The author of the book "Successful Interpersonal Relationships" and Dr. William Raleigh from the United States, when talking about how to deal with the situation that his subordinates want to be promoted but his own conditions are not enough, he once suggested to the corporate executives:

"Yes, George, I understand your desire to be promoted. However, to get promoted, you must first make yourself more important to the company.
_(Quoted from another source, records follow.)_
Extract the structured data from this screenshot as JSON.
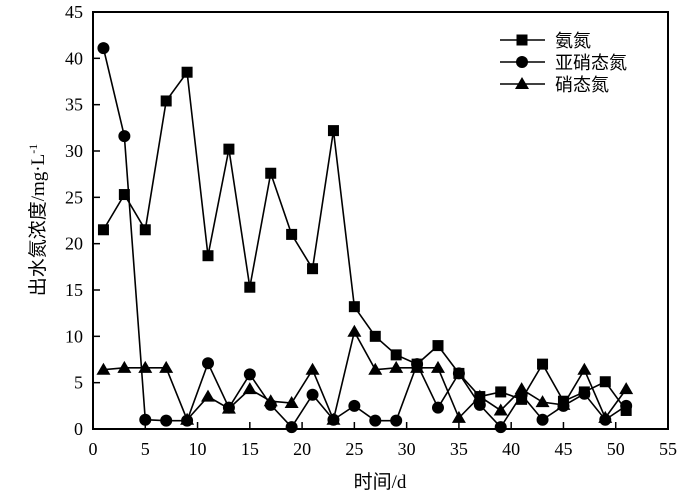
{
  "chart_data": {
    "type": "line",
    "title": "",
    "xlabel": "时间/d",
    "ylabel": "出水氮浓度/mg·L",
    "ylabel_superscript": "-1",
    "xlim": [
      0,
      55
    ],
    "ylim": [
      0,
      45
    ],
    "xticks": [
      0,
      5,
      10,
      15,
      20,
      25,
      30,
      35,
      40,
      45,
      50,
      55
    ],
    "yticks": [
      0,
      5,
      10,
      15,
      20,
      25,
      30,
      35,
      40,
      45
    ],
    "grid": false,
    "legend_position": "top-right",
    "x": [
      1,
      3,
      5,
      7,
      9,
      11,
      13,
      15,
      17,
      19,
      21,
      23,
      25,
      27,
      29,
      31,
      33,
      35,
      37,
      39,
      41,
      43,
      45,
      47,
      49,
      51
    ],
    "series": [
      {
        "name": "氨氮",
        "marker": "square",
        "values": [
          21.5,
          25.3,
          21.5,
          35.4,
          38.5,
          18.7,
          30.2,
          15.3,
          27.6,
          21.0,
          17.3,
          32.2,
          13.2,
          10.0,
          8.0,
          7.0,
          9.0,
          6.0,
          3.5,
          4.0,
          3.2,
          7.0,
          3.0,
          4.0,
          5.1,
          2.0
        ]
      },
      {
        "name": "亚硝态氮",
        "marker": "circle",
        "values": [
          41.1,
          31.6,
          1.0,
          0.9,
          0.9,
          7.1,
          2.3,
          5.9,
          2.6,
          0.2,
          3.7,
          1.0,
          2.5,
          0.9,
          0.9,
          7.0,
          2.3,
          6.0,
          2.6,
          0.2,
          3.7,
          1.0,
          2.5,
          3.8,
          1.0,
          2.5
        ]
      },
      {
        "name": "硝态氮",
        "marker": "triangle",
        "values": [
          6.4,
          6.6,
          6.6,
          6.6,
          1.0,
          3.5,
          2.2,
          4.3,
          3.0,
          2.8,
          6.4,
          1.0,
          10.5,
          6.4,
          6.6,
          6.6,
          6.6,
          1.2,
          3.5,
          2.0,
          4.3,
          2.9,
          2.6,
          6.4,
          1.2,
          4.3
        ]
      }
    ],
    "colors": {
      "line": "#000000",
      "marker": "#000000"
    }
  }
}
Now, let's see what more you can do about it... "

5. Say no without thinking

An enthusiastic older woman decides to befriend her young female neighbor, so she sends out an invitation:
"Cindy, will you come over to my house tomorrow morning to play?"

With a gentle and generous smile on Cindy's face, she said, "Thank you, but I can't, because I have something to do tomorrow." Her refusal was friendly and warm, but her attitude was so firm that the old woman had to give up.
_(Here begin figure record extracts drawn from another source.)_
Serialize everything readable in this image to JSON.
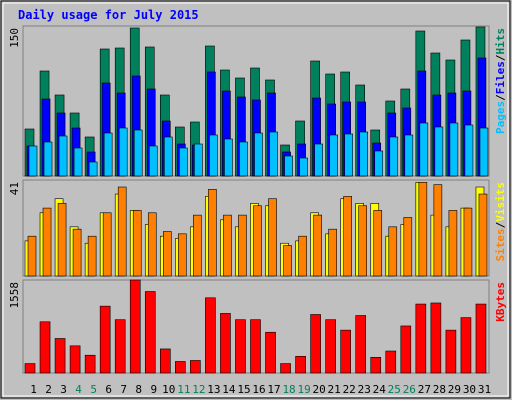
{
  "chart_data": [
    {
      "type": "bar",
      "title": "Daily usage for July 2015",
      "ylim": [
        0,
        150
      ],
      "yticks": [
        150
      ],
      "legend_separator": "/",
      "series": [
        {
          "name": "Hits",
          "color": "#00805c",
          "values": [
            47,
            105,
            81,
            63,
            39,
            127,
            128,
            148,
            129,
            81,
            49,
            54,
            130,
            106,
            98,
            108,
            96,
            31,
            55,
            115,
            102,
            104,
            91,
            46,
            75,
            87,
            145,
            123,
            116,
            136,
            149
          ]
        },
        {
          "name": "Files",
          "color": "#0000ff",
          "values": [
            30,
            77,
            63,
            48,
            24,
            93,
            83,
            100,
            87,
            55,
            32,
            31,
            104,
            85,
            79,
            76,
            83,
            24,
            32,
            78,
            72,
            74,
            74,
            33,
            63,
            68,
            105,
            81,
            83,
            85,
            118
          ]
        },
        {
          "name": "Pages",
          "color": "#00c0ff",
          "values": [
            30,
            34,
            40,
            28,
            14,
            43,
            48,
            46,
            30,
            39,
            28,
            32,
            41,
            37,
            34,
            43,
            44,
            20,
            18,
            32,
            41,
            42,
            44,
            25,
            39,
            41,
            53,
            49,
            53,
            51,
            48
          ]
        }
      ]
    },
    {
      "type": "bar",
      "ylim": [
        0,
        41
      ],
      "yticks": [
        41
      ],
      "legend_separator": "/",
      "series": [
        {
          "name": "Visits",
          "color": "#ffff00",
          "values": [
            15,
            27,
            33,
            21,
            14,
            27,
            35,
            28,
            22,
            17,
            16,
            21,
            34,
            24,
            21,
            31,
            30,
            14,
            15,
            27,
            18,
            33,
            31,
            31,
            17,
            22,
            40,
            26,
            21,
            29,
            38
          ]
        },
        {
          "name": "Sites",
          "color": "#ff8000",
          "values": [
            17,
            29,
            31,
            20,
            17,
            27,
            38,
            28,
            27,
            19,
            18,
            26,
            37,
            26,
            26,
            30,
            33,
            13,
            17,
            26,
            20,
            34,
            30,
            28,
            21,
            25,
            40,
            39,
            28,
            29,
            35
          ]
        }
      ]
    },
    {
      "type": "bar",
      "ylim": [
        0,
        1558
      ],
      "yticks": [
        1558
      ],
      "categories": [
        "1",
        "2",
        "3",
        "4",
        "5",
        "6",
        "7",
        "8",
        "9",
        "10",
        "11",
        "12",
        "13",
        "14",
        "15",
        "16",
        "17",
        "18",
        "19",
        "20",
        "21",
        "22",
        "23",
        "24",
        "25",
        "26",
        "27",
        "28",
        "29",
        "30",
        "31"
      ],
      "category_colors": [
        "#000000",
        "#000000",
        "#000000",
        "#00805c",
        "#00805c",
        "#000000",
        "#000000",
        "#000000",
        "#000000",
        "#000000",
        "#00805c",
        "#00805c",
        "#000000",
        "#000000",
        "#000000",
        "#000000",
        "#000000",
        "#00805c",
        "#00805c",
        "#000000",
        "#000000",
        "#000000",
        "#000000",
        "#000000",
        "#00805c",
        "#00805c",
        "#000000",
        "#000000",
        "#000000",
        "#000000",
        "#000000"
      ],
      "series": [
        {
          "name": "KBytes",
          "color": "#ff0000",
          "values": [
            158,
            858,
            578,
            455,
            298,
            1120,
            893,
            1558,
            1365,
            403,
            193,
            210,
            1260,
            998,
            893,
            893,
            683,
            158,
            280,
            980,
            893,
            718,
            963,
            263,
            368,
            788,
            1155,
            1173,
            718,
            928,
            1155
          ]
        }
      ]
    }
  ]
}
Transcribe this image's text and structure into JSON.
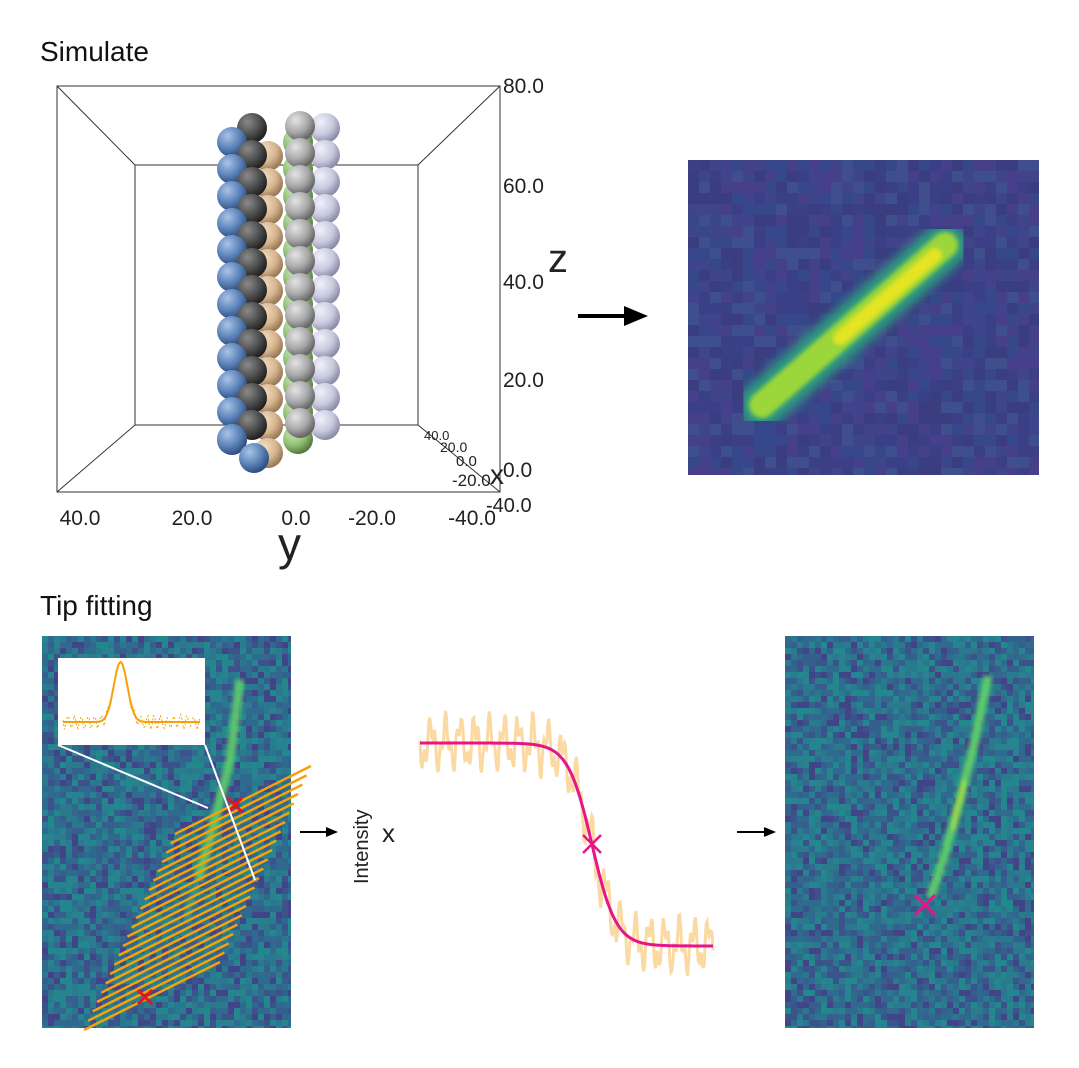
{
  "sections": {
    "simulate_title": "Simulate",
    "tip_title": "Tip fitting"
  },
  "plot3d": {
    "z_label": "z",
    "y_label": "y",
    "x_label": "x",
    "z_ticks": [
      "80.0",
      "60.0",
      "40.0",
      "20.0",
      "0.0"
    ],
    "y_ticks": [
      "40.0",
      "20.0",
      "0.0",
      "-20.0",
      "-40.0"
    ],
    "x_ticks": [
      "40.0",
      "20.0",
      "0.0",
      "-20.0",
      "-40.0"
    ],
    "sphere_colors": [
      "#5b82b8",
      "#d7b690",
      "#8fbf73",
      "#a8a8a8",
      "#4d4d4d",
      "#c8cadf"
    ]
  },
  "profile_plot": {
    "y_label": "Intensity",
    "x_label": "x",
    "fit_color": "#e6158a",
    "data_color": "#fbd9a3"
  },
  "colors": {
    "scan_lines": "#f5a20a",
    "tip_marker_initial": "#e8141c",
    "tip_marker_fit": "#e6158a",
    "viridis_bg": "#3b4f8c"
  }
}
Therefore, when you cannot satisfy someone's request, you should respond quickly, decline him kindly and sincerely, and leave no room for maneuver.

deflect cleverly

There is a short story of "The Prudent Wise Man" in Afghan folk tales.

One day the pasha summoned the wise man and said to him:
"Wise man, your wisdom is known to all, so I appoint you as the judge of this city."

Not interested in the errand, the wise man replied:
"Great Pasha, I am not qualified for this position."

Pasha asked, "Why?"

The wise man replied: "If I am telling the truth, I should not be appointed as a judge; if I am lying, can a liar be appointed as a judge?"

This prudent and wise man actually does not want to be the judge of this city. Whether he is modest or not, his logic shows that he cannot be the judge of this city. If he is lying, then a liar cannot Become a judge.So, coerced from both sides, came to the conclusion of "I can't be", and easily declined the Pasha's invitation.

In daily communication activities, especially in the workplace, you must often encounter such a problem: a colleague suddenly asks you to help him with a very difficult job.Agree, it may take several consecutive nights of overtime to complete, and this does not comply with the company's regulations; refuse, it is really embarrassing, after all, we have been colleagues for many years.So, how do you find a reason that will not offend your colleagues and can push this work out smoothly?

You may directly say to your colleagues: "No, just not!" This is definitely not the best choice, and it may make you and your colleagues not even have to be friends in the future.You may also evade and say: "I am not capable enough, but Xiao A is actually more suitable." If you say this, have you ever thought about how a colleague will react when your colleagues tell you what you said to Xiao A?You may also be embarrassed to say: "I'm really too busy." The reason is good, but you can only use it once. When you use it for the second time, you must face suspicious eyes from your colleagues.These do not seem to be the best reasons for refusal, so how to tactfully reject unreasonable requests in the office?Here are some methods.

When you've listened carefully to a co-worker's request and believe you should say no, saying "no" has to be gentle but firm.It's like a pill, but it's easier for people to swallow it if it's coated with sugar.Likewise, a tactful refusal is more acceptable than a straight "no."For example, when the request of the other party is not in line with the company or department regulations, you have to express your work authority tactfully, and imply that if he does this favor himself, it will exceed the scope of his work and violate the company's relevant regulations.On the premise that his work is already full and he can't help, let him know the order of his work, and imply that if he helps him, it will delay his ongoing work and have a greater adverse impact on the company and himself .Generally speaking, when colleagues hear you say this, they will definitely not force you anymore, and will turn to other methods.